Gel electrophoresis is a fundamental technique in molecular biology used to separate and analyze macromolecules like DNA, RNA, and proteins. The process works by applying an electrical field to move charged molecules through a porous gel matrix. For DNA analysis, this method sorts a mixed population of DNA fragments based primarily on their length and electrical charge. This separation is routinely used in research, forensic science, and clinical diagnostics to determine the size and quantity of specific genetic material.
The Essential Components
The foundation of the setup is the gel matrix, typically made from the polysaccharide agarose. Agarose, derived from seaweed, forms a microscopic, sieve-like network when dissolved in a liquid buffer, heated, and allowed to solidify. The concentration of the agarose directly controls the pore size within this molecular sieve. A higher percentage of agarose creates smaller pores, which is ideal for separating very small DNA fragments with greater resolution.
The gel is submerged in a running buffer, often a formulation like Tris-acetate-EDTA (TAE) or Tris-borate-EDTA (TBE). This buffer conducts the electrical current and maintains a stable pH environment. The buffer’s composition includes components that help stabilize the DNA by chelating metal ions.

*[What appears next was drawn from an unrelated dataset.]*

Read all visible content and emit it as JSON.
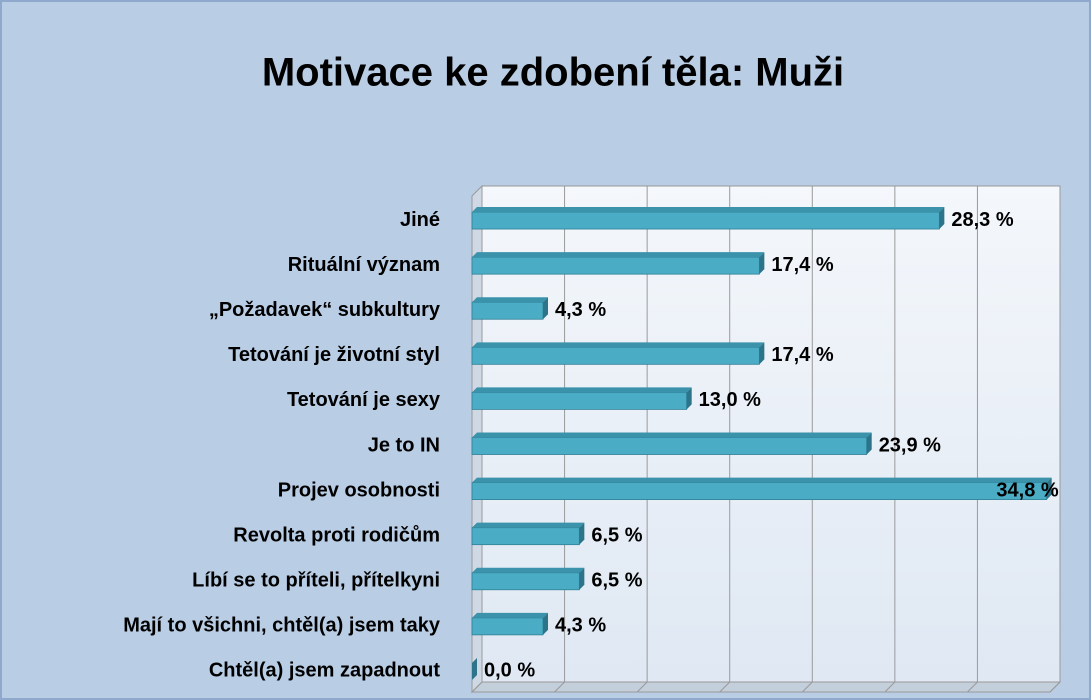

The physical apparatus consists of an electrophoresis chamber and a power supply. The chamber holds the submerged gel and the running buffer, with electrodes positioned at opposite ends. The power supply generates the electrical field, creating a negative terminal (cathode) and a positive terminal (anode). This electrical potential drives the movement of the charged DNA molecules through the gel matrix.
Preparing the DNA Sample and Gel
The procedure begins with the preparation of the agarose gel. Agarose powder is mixed with the running buffer and heated until it fully dissolves. This molten solution is poured into a casting tray containing a removable plastic insert called a comb. The comb creates small indentations, or wells, in the gel as it cools and solidifies.
Once the gel has set, the comb is carefully removed, leaving the empty wells that will hold the DNA samples. The purified DNA samples are then mixed with a specialized liquid known as a loading dye. This dye serves a dual function: adding density and providing a visual tracking marker.
The first function is to add density, usually through a high concentration of glycerol or sucrose. This increased density allows the sample to sink neatly into the well at the bottom of the buffer layer rather than floating out. The second function is to provide a visual tracking marker, as the dye contains colored molecules that migrate through the gel alongside the invisible DNA.
The prepared samples are carefully loaded into the wells using a fine-tipped micropipette. One well is reserved for a DNA ladder, a separate sample of DNA fragments of known lengths. With the samples in place, the gel is ready to be connected to the power source.
Running the Separation
With the samples loaded, the gel tray is placed into the electrophoresis chamber, ensuring the wells are positioned near the negative electrode (cathode). The chamber is filled with running buffer to submerge the gel. The power supply is connected, applying the electrical current across the gel from the negative cathode to the positive anode.
The electrical current initiates the movement of the DNA molecules. DNA has a net negative charge due to the phosphate groups in its backbone structure. This negative charge causes the DNA to be repelled by the cathode and attracted to the positive anode, moving the fragments toward the opposite end of the gel.
The separation relies on molecular sieving within the agarose matrix. As the DNA molecules are pulled through the electrical field, they navigate the dense network of agarose fibers. Smaller DNA fragments encounter less resistance, allowing them to travel faster and cover a greater distance. Conversely, larger DNA fragments are slowed down, resulting in a shorter migration distance. The run is monitored using the colored tracking dye and stopped when the fastest dye front reaches the opposite edge of the gel.
Visualization and Interpreting the Results
Once the electrical current is stopped, the DNA fragments are separated by size but remain invisible. To visualize the results, the gel must be stained with a DNA-binding fluorescent dye. Dyes such as ethidium bromide or its safer alternatives, like SYBR Green, are used. These molecules insert themselves, or intercalate, between the bases of the DNA double helix.
After staining, the gel is placed on a UV transilluminator. When exposed to ultraviolet light, the intercalated dye molecules emit visible light. The DNA appears as bright, distinct bands, with each band representing a collection of millions of DNA fragments that are all the same length. The intensity of a band is directly related to the amount of DNA present in that specific group of fragments.
The most important tool for interpretation is the DNA ladder, run in a separate lane alongside the unknown samples. The ladder consists of fragments of known base pair lengths, creating a series of distinct bands that act as a ruler. By comparing the migration distance of an unknown band to the corresponding bands in the ladder, researchers can determine the base pair length of the DNA fragment.